Multi-tenant relational database storing todos, teams, users, and conversation history.

Google APIs (Calendar/OAuth)

Calendar integration with OAuth2 authentication for scheduling and event management.

FusionPBX Metadata Lookup

Retrieves extension information and call routing metadata from FusionPBX.

Transfer System

Twilio API (Programmable Voice)

Handles call transfer bridging between WebRTC user and FusionPBX agent. Provides SIP trunking and audio bridging capabilities.

SIP INVITE to FusionPBX
Audio bridge between user and agent
Transfer status callbacks

FusionPBX (Google Cloud)

Private Branch Exchange (PBX) system running on Google Cloud VM. Routes calls to extension 2001 (agent dashboard).

SIP server for call routing
Extension 2001 for agent calls
WSS support on port 7443

Agent Dashboard

Call-Center Agent Dashboard (JsSIP Client)

Browser-based softphone using JsSIP v3.10.1. Registers with FusionPBX over WebSocket Secure (WSS) and handles incoming calls from transferred users.

JsSIP WebRTC client
SIP registration with FusionPBX
Incoming call handling
Call controls (answer, hold, transfer, hangup)

User Info Popup (Call Controls)

Displays caller information retrieved from PostgreSQL. Shows user details, call context, and provides call control interface.

Monitoring

Sentry (Error Monitoring)

Production-grade error tracking and performance monitoring. Tracks all operations across the system with real-time alerts.

Error tracking and alerting
Performance monitoring (agent processing time)
User context and session tracking
Timeout and thread reset tracking

Application Logs

Comprehensive logging for debugging and audit trails. Logs all system operations, API calls, and state transitions.

Data Flow Summary

LiveKit WebRTC Flow (Normal Conversation)

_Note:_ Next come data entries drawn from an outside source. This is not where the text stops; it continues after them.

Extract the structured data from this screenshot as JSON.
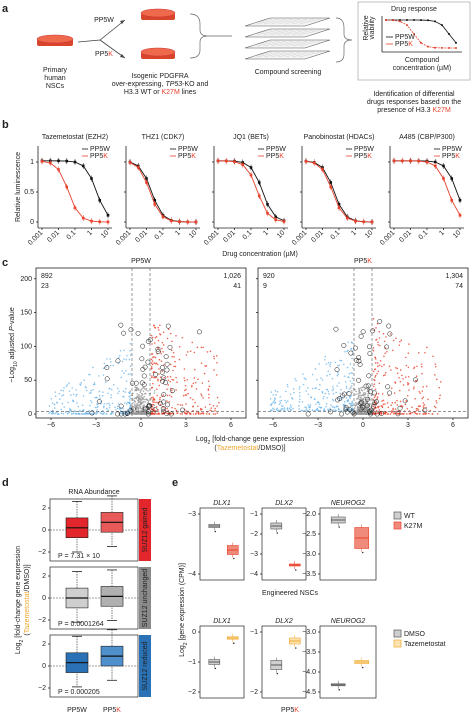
{
  "a": {
    "label": "a",
    "source": [
      "Primary",
      "human",
      "NSCs"
    ],
    "arm_w": "PP5W",
    "arm_k": [
      "PP5",
      "K"
    ],
    "description": [
      [
        "Isogenic PDGFRA"
      ],
      [
        "over-expressing, ",
        "TP53",
        "-KO and"
      ],
      [
        "H3.3 WT or ",
        "K27M",
        " lines"
      ]
    ],
    "screening": "Compound screening",
    "inset": {
      "title": "Drug response",
      "ylabel": [
        "Relative",
        "viability"
      ],
      "legend": [
        "PP5W",
        [
          "PP5",
          "K"
        ]
      ],
      "xlabel": [
        "Compound",
        "concentration (µM)"
      ]
    },
    "conclusion": [
      [
        "Identification of differential"
      ],
      [
        "drugs responses based on the"
      ],
      [
        "presence of H3.3 ",
        "K27M"
      ]
    ]
  },
  "b": {
    "label": "b",
    "ylabel": "Relative luminescence",
    "xlabel": "Drug concentration (µM)",
    "yticks": [
      "0",
      "0.5",
      "1"
    ],
    "xticks": [
      "0.001",
      "0.01",
      "0.1",
      "1",
      "10"
    ],
    "legend": [
      "PP5W",
      [
        "PP5",
        "K"
      ]
    ],
    "titles": [
      "Tazemetostat (EZH2)",
      "THZ1 (CDK7)",
      "JQ1 (BETs)",
      "Panobinostat (HDACs)",
      "A485 (CBP/P300)"
    ]
  },
  "c": {
    "label": "c",
    "ylabel": [
      "−Log",
      "10",
      " adjusted ",
      "P",
      "-value"
    ],
    "xlabel": [
      [
        "Log",
        "2",
        " [fold-change gene expression"
      ],
      [
        "(",
        "Tazemetostat",
        "/DMSO)]"
      ]
    ],
    "yticks": [
      "0",
      "50",
      "100",
      "150",
      "200"
    ],
    "xticks": [
      "−6",
      "−3",
      "0",
      "3",
      "6"
    ],
    "panels": [
      {
        "title": [
          "PP5W"
        ],
        "down": "892",
        "down_sig": "23",
        "up": "1,026",
        "up_sig": "41"
      },
      {
        "title": [
          "PP5",
          "K"
        ],
        "down": "920",
        "down_sig": "9",
        "up": "1,304",
        "up_sig": "74"
      }
    ]
  },
  "d": {
    "label": "d",
    "title": "RNA Abundance",
    "ylabel": [
      [
        "Log",
        "2",
        " [fold-change gene expression"
      ],
      [
        "(",
        "Tazemetostat",
        "/DMSO)]"
      ]
    ],
    "yticks": [
      "2",
      "0",
      "−2"
    ],
    "groups": [
      "SUZ12 gained",
      "SUZ12 unchanged",
      "SUZ12 reduced"
    ],
    "pvalues": [
      "P = 7.31 × 10",
      "P = 0.0001264",
      "P = 0.000205"
    ],
    "xlabels": [
      "PP5W",
      [
        "PP5",
        "K"
      ]
    ]
  },
  "e": {
    "label": "e",
    "ylabel": [
      "Log",
      "2",
      " [gene expression (CPM)]"
    ],
    "top": {
      "genes": [
        "DLX1",
        "DLX2",
        "NEUROG2"
      ],
      "yticks": [
        [
          "−3",
          "−4"
        ],
        [
          "−1",
          "−2",
          "−3",
          "−4"
        ],
        [
          "−2.0",
          "−2.5",
          "−3.0",
          "−3.5"
        ]
      ],
      "legend": [
        "WT",
        "K27M"
      ],
      "caption": "Engineered NSCs"
    },
    "bottom": {
      "genes": [
        "DLX1",
        "DLX2",
        "NEUROG2"
      ],
      "yticks": [
        [
          "0",
          "−1",
          "−2"
        ],
        [
          "−1",
          "−2"
        ],
        [
          "−3.0",
          "−3.5",
          "−4.0",
          "−4.5"
        ]
      ],
      "legend": [
        "DMSO",
        "Tazemetostat"
      ],
      "caption": [
        "PP5",
        "K"
      ]
    }
  }
}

User Browser → LiveKit WebRTC → PIN Auth (PostgreSQL) → Streaming STT (Deepgram) → LangGraph → Multi-LLM → Domain Agents → Tool Calling → Streaming TTS (Deepgram/ElevenLabs/Cartesia) → User Browser

Transfer Flow

User Request → LangGraph (Detect Intent) → Twilio API → FusionPBX (Extension 2001) → Agent Dashboard (JsSIP) → User Info Popup → Live Conversation

Monitoring

All Operations → Sentry Monitoring → Real-time Alerts & Performance Tracking

Architecture Overview

The Convonet System Architecture represents an enterprise-grade voice AI platform with multi-LLM (Claude, Gemini, OpenAI), LiveKit WebRTC, and domain-specific agents (Productivity, Mortgage, Healthcare). The system starts with user authentication via PIN validation against PostgreSQL, then processes real-time audio through LiveKit WebRTC to streaming Deepgram STT for transcription.

LangGraph orchestrates the AI conversation flow, coordinating with the selected LLM for intelligent responses and MCP tools for external operations. The system includes 38 tools for database operations, calendar integration, and call transfer. Agent Monitor provides real-time observability for tool calls and voice timing (buffer capture, STT, agent start, first sentence, first audio).

When a user requests transfer to a human agent, LangGraph detects the intent and initiates a Twilio API call to bridge the user with a FusionPBX extension. The agent dashboard (JsSIP client) receives the call, displays user information, and enables live conversation.

TTS supports Deepgram, ElevenLabs, and Cartesia. Sentry provides error monitoring and performance tracking, while Redis manages session state and audio buffering. All operations use timeout handling (8s/10s/12s) for Twilio compatibility.